FORT BENNING, Ga. -- Fire support specialists, also known as 13Fs, or FISTers as they often refer to themselves, provide a critical capability on the battlefield with their ability to synchronize and integrate fires. Whether fixed wing or surface-to-surface indirect weapon systems, they play an integral role in ensuring fires are on target and on time.
For 13Fs in the Army's 1st Security Force Assistance Brigade, headquartered at Fort Benning, Georgia, their role as fires advisors for foreign partners is twofold - train them on fires standard operating procedures while simultaneously embedding with them in an austere combat environment.
"It [the training] leaves the classroom and heads straight to the battlefield," said Lt. Col.

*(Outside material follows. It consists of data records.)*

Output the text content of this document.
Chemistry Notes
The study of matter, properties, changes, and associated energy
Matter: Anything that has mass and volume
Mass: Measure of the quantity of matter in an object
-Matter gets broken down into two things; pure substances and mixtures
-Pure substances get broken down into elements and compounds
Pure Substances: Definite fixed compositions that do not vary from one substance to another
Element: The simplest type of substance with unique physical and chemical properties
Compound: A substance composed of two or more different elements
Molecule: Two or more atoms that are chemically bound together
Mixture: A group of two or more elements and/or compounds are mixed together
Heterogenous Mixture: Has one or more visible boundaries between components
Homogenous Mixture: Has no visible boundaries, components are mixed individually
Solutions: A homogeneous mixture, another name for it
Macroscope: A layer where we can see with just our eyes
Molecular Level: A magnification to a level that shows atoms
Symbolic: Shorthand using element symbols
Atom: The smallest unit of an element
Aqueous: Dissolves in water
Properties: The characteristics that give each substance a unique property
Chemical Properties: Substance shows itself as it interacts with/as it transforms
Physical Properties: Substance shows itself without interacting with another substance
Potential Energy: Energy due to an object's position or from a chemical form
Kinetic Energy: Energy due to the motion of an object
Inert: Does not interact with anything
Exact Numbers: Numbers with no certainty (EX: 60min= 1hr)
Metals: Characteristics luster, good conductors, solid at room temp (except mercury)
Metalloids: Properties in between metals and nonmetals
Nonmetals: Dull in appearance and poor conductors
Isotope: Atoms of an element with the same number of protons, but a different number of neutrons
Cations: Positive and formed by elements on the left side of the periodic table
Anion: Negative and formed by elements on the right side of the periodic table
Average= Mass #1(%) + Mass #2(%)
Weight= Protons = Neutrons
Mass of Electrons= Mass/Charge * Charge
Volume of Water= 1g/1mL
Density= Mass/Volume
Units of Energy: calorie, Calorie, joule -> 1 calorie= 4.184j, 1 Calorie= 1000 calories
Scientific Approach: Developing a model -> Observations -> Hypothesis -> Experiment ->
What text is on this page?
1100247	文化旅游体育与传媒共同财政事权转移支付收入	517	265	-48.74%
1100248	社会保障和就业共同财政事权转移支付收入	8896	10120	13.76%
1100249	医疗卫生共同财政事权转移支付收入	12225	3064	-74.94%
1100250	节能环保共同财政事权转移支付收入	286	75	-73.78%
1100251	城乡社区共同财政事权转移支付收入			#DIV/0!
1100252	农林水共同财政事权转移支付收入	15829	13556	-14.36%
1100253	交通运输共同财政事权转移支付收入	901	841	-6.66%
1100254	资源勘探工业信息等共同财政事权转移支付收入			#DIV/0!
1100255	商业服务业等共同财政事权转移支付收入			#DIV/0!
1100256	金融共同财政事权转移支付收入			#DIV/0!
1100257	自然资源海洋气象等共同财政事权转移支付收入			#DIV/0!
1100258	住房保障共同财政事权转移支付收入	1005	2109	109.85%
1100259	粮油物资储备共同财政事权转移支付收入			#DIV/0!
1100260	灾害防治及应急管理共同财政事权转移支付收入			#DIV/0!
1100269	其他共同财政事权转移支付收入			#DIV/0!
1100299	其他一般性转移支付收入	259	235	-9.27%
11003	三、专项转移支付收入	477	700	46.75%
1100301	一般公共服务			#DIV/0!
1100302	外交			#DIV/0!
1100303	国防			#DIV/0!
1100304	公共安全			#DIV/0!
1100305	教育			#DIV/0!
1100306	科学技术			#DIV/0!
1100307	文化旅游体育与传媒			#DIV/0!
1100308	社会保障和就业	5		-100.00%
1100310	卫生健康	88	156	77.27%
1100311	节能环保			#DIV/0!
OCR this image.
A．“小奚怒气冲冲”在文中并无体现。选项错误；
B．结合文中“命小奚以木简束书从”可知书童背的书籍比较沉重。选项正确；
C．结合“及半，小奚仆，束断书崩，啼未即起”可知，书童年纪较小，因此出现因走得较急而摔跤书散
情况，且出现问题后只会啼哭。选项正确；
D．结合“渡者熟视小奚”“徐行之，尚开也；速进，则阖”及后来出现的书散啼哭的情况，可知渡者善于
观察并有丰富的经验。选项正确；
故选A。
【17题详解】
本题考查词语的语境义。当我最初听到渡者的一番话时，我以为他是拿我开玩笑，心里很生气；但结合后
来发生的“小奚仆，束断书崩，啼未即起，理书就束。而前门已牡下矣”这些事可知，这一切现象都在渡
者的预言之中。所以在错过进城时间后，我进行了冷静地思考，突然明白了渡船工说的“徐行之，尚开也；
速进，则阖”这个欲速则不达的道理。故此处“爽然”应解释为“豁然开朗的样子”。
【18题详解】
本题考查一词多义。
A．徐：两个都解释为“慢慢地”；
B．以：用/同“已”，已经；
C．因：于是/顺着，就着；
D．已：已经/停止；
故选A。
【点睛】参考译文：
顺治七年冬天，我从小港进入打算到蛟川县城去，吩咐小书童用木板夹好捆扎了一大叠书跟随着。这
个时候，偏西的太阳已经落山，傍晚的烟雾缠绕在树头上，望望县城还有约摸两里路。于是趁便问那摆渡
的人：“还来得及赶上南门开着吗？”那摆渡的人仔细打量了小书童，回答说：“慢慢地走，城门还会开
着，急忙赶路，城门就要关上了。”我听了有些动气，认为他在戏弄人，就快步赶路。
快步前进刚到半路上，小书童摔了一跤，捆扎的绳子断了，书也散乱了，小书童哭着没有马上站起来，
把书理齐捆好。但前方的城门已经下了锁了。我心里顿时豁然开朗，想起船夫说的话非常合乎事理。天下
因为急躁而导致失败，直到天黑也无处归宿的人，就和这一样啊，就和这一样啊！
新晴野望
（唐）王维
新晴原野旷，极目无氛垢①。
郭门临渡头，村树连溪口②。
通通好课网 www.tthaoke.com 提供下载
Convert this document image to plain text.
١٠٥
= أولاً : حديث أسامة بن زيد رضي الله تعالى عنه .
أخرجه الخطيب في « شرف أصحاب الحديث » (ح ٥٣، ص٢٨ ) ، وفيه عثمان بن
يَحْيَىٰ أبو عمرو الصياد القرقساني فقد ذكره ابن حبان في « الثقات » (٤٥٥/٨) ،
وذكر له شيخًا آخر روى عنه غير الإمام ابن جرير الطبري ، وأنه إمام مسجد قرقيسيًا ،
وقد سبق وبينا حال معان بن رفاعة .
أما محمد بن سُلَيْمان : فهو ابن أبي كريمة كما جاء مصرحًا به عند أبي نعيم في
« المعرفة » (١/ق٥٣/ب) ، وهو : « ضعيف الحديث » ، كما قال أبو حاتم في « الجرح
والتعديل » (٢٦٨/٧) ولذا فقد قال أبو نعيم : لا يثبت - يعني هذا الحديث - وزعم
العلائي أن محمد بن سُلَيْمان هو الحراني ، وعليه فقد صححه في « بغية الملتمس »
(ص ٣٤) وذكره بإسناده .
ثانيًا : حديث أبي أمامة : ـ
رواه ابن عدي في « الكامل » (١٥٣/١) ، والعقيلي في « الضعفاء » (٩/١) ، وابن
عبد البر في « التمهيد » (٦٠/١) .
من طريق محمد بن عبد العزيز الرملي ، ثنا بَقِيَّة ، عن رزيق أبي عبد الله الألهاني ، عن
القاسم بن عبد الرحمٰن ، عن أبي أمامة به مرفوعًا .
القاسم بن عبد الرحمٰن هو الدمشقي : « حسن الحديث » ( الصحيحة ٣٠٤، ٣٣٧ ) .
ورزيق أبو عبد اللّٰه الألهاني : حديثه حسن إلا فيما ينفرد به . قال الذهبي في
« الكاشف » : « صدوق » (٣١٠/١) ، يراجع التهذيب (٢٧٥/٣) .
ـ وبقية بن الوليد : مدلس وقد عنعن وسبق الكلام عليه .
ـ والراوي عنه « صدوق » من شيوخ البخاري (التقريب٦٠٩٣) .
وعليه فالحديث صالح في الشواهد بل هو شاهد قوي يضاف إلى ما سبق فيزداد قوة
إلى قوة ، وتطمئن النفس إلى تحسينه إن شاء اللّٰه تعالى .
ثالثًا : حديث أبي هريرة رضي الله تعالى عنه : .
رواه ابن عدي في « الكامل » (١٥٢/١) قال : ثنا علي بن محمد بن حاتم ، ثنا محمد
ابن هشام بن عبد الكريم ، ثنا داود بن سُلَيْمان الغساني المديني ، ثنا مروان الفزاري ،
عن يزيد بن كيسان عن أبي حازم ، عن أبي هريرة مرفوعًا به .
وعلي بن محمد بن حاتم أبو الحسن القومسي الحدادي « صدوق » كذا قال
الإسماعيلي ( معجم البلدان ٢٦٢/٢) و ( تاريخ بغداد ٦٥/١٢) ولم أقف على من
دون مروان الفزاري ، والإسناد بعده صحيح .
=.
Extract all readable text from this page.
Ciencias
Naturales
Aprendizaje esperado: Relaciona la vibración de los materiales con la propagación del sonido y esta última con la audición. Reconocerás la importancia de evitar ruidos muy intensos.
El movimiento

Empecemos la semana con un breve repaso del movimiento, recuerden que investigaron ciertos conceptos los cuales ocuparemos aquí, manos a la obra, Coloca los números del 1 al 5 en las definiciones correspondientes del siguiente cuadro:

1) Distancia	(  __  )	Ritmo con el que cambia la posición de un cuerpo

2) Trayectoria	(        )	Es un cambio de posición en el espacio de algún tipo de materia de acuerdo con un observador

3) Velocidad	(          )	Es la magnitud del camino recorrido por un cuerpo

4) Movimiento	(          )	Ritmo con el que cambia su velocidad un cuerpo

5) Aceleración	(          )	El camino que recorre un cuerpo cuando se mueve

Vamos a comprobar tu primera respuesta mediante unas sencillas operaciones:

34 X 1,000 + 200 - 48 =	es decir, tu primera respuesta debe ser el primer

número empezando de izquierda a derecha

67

Melvin S. Jackson, the 1st SFAB's fire support officer. "That's a key piece that the SFAB employs that the conventional Army typically doesn't. This is an organization the Department of the Army has tapped to perform a difficult mission set."
Jackson explained the SFAB's particular mission set is to train, advise, assist, accompany and enable conventional foreign forces - not Special Forces - so that they have the ability to take ownership of their own security, establish stability and encourage autonomy.
The Department of the Army developed the SFAB to act in the capacity of combat advisors - not nation builders. While there is only one current SFAB, the planned activation of five additional SFABs shows that these units are permanent, additive force structure.
Although the SFAB remains similar in structure to conventional brigade combat teams, their elements are significantly smaller. For fire supporters, this will allow them to work alongside their infantry counterparts on a deeper level - reminiscent of the times before the division artillery units were reactivated.
"We're able to enable combat and battalion advisor teams with fire support to allow them to focus on their respective mission set," said Sgt. 1st Class Kyle B. Ihrke, 1st Battalion, 1st SFAB fire support noncommissioned officer. "We are able to communicate with close air support, attack aviation, artillery or mortars while simultaneously de-conflict situations if necessary to meet the commander's intent."
The utilization of FISTers as advisors for battalion level foreign forces enables them to use their indirect fire assets and become a force multiplier for ground forces. Combat advisor teams work in small elements to create a more intimate training environment and cohesive bond. Once manning requirements are met, the intent is to have one fire support Soldier per CAT.
"We're still achieving the same goal as a 13F would in your BCTs," said Capt. William R. Edwards, 1st Battalion, 1st SFAB fire support officer and Madison, Alabama native. "We're just achieving it with fewer personnel."
Edwards said he is overwhelmed with the plethora of knowledge from fire support specialists in the SFAB's ranks. As part of selection for the SFAB, volunteers are chosen based on qualifications and experience. Many have served in the same position in their former BCTs on the same echelon.
"There's less learning your military occupational specialty (MOS) or going over redundant material and more performing your MOS," said Edwards. "The wealth of knowledge is unmatched and that creates just an overall more professional unit. I have really benefitted from the mentorship and the dedication of the SFAB's Soldiers and leaders."
Ihrke echoed his sentiments.
"Everyone here believes in our mission at hand and wants to be successful at it," said Ihrke. "They volunteered to be here, so everyone genuinely wants to be here. It's a refreshing change."
Both Edwards and Ihrke encourage 13 series Soldiers interested in joining the SFAB to contact the field artillery branch manager for more information.
"For the enlisted side of the house, it'll aid in the advancement of your career similar to other broadening assignments like being an observer controller at a training center or a drill sergeant," said Ihrke. "We get to solely focus on joint fire support versus being pulled away for something outside of your trade because of a tasking or as borrowed man power."
"It's a very fluid organization," said Edwards. "It breeds the ability to adapt and therefore think outside the box and encourages innovation. A young 13F or a seasoned 13F can benefit from that."